At church yesterday, the whole atmosphere felt different. People seemed more humble, more real, more approachable. I felt the wall at the very least, being examined. Many people were intrigued by my analogies and actually said they were going to try to tear down walls. I felt so relieved. Their prayers made me cry because I knew the thoughts behind them from the phone conversations through the week. Thank you Lord, for allowing me to be used by You.
This is the time of year where my family begs me to come and visit them. I have a hard time going because there are certain unspoken rules when I go to see them. #1 is they think my homeschool is inadequate--or at least they used to. #2 I wear dresses always and some how that makes them uncomfortable just that I wear them, not that I think they must as well...and most important or bothersome #3 God--don't preach. So, when I leave, I ask myself why I ever went...
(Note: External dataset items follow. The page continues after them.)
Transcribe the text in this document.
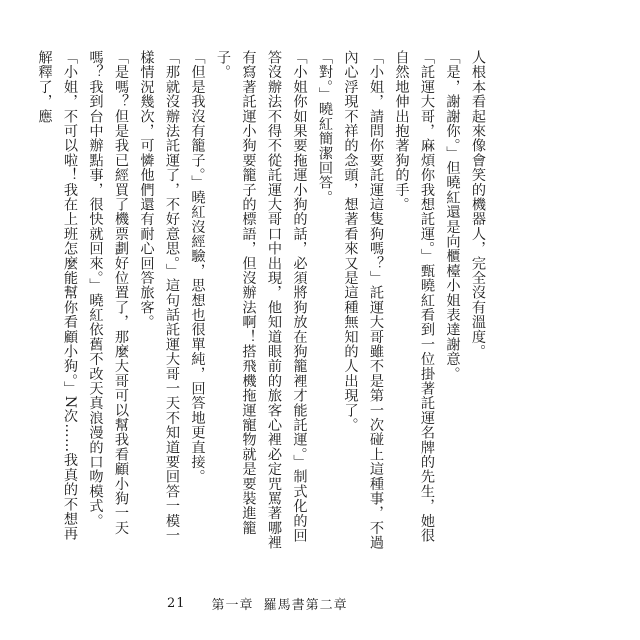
人根本看起來像會笑的機器人，完全沒有溫度。

「是，謝謝你。」但曉紅還是向櫃檯小姐表達謝意。

「託運大哥，麻煩你我想託運。」甄曉紅看到一位掛著託運名牌的先生，她很自然地伸出抱著狗的手。

「小姐，請問你要託運這隻狗嗎？」託運大哥雖不是第一次碰上這種事，不過內心浮現不祥的念頭，想著看來又是這種無知的人出現了。

「對。」曉紅簡潔回答。

「小姐你如果要拖運小狗的話，必須將狗放在狗籠裡才能託運。」制式化的回答沒辦法不得不從託運大哥口中出現，他知道眼前的旅客心裡必定咒罵著哪裡有寫著託運小狗要籠子的標語，但沒辦法啊！搭飛機拖運寵物就是要裝進籠子。

「但是我沒有籠子。」曉紅沒經驗，思想也很單純，回答地更直接。

「那就沒辦法託運了，不好意思。」這句話託運大哥一天不知道要回答一模一樣情況幾次，可憐他們還有耐心回答旅客。

「是嗎？但是我已經買了機票劃好位置了，那麼大哥可以幫我看顧小狗一天嗎？我到台中辦點事，很快就回來。」曉紅依舊不改天真浪漫的口吻模式。

「小姐，不可以啦！我在上班怎麼能幫你看顧小狗。」N次……我真的不想再解釋了，應

21 第一章 羅馬書第二章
#3 is the worst for me, because I rarely preach. It's not my place as a woman but I do speak what is on my heart, who I am, what I believe. My dad talks fishing, I talk God. My mom talks TV, I talk God. My sister talks kids and family, I do too, but I talk God with it...I think you get the idea. I can't tell them what I did last week or last year, because --oh, my-- I might mention CHURCH!! So, they want a fake, superficial me. They want me to put on some facade that somehow makes they feel comfortable. On the other hand, I love them so much. They are my family. But when it comes to them being my blood family, I feel the family ties I have through the blood of my Savior is so much stronger. My church family loves me for who I am, we have things in common. I don't have to pretend to be something I am not. If I don't understand them, I can ask a question and not feel I am going to be judged just because of my question. I can talk, laugh and cry with them, because they know who I am as the sinner I am.
Jesus asked, Who are my brothers, sisters, ect?" And He said those who do the will of my Father. And what is the will of the Father?? John 6:40 says
“For this is the will of My Father, that everyone who beholds the Son and believes in Him will have eternal life, and I Myself will raise him up on
the last day.”Awesome, hey? My brothers and sisters are those who will be raised up on the last day because they believe...I really feel that...It's not just that I say "these are my brothers and sisters in Christ" NO, these people who have trusted in the blood of Christ to wash away ALL their sins...they really ARE my family...While some of my family are more obvious in their disobedience, we all are disobedient in some way shape or form, they are all my family. The tie that binds me is not in doing or being obedient to God, but the blood that washed away the consequence of my disobedience. It is that common knowledge that makes them and I unified. (I know many nice people from other religions that behold Christ, but they think they are good enough to go to Heaven, and I don't have that bond and love and unity with them...Maybe I am babbling...)it is the blood that binds not how spiritual I sound...
So, when given the choice to spend the day with my mom, watch her get drunk, and spout out all my childhood sins again and again, then leave with the stench of cigarette smoke permeated in my skin, burning mine and my children's eyes, or spend the day with my church family praising God and sing hymns of glory and honor to Him who shed His precious blood for me...The choice seems so easy...
I know God sees my priorities as right.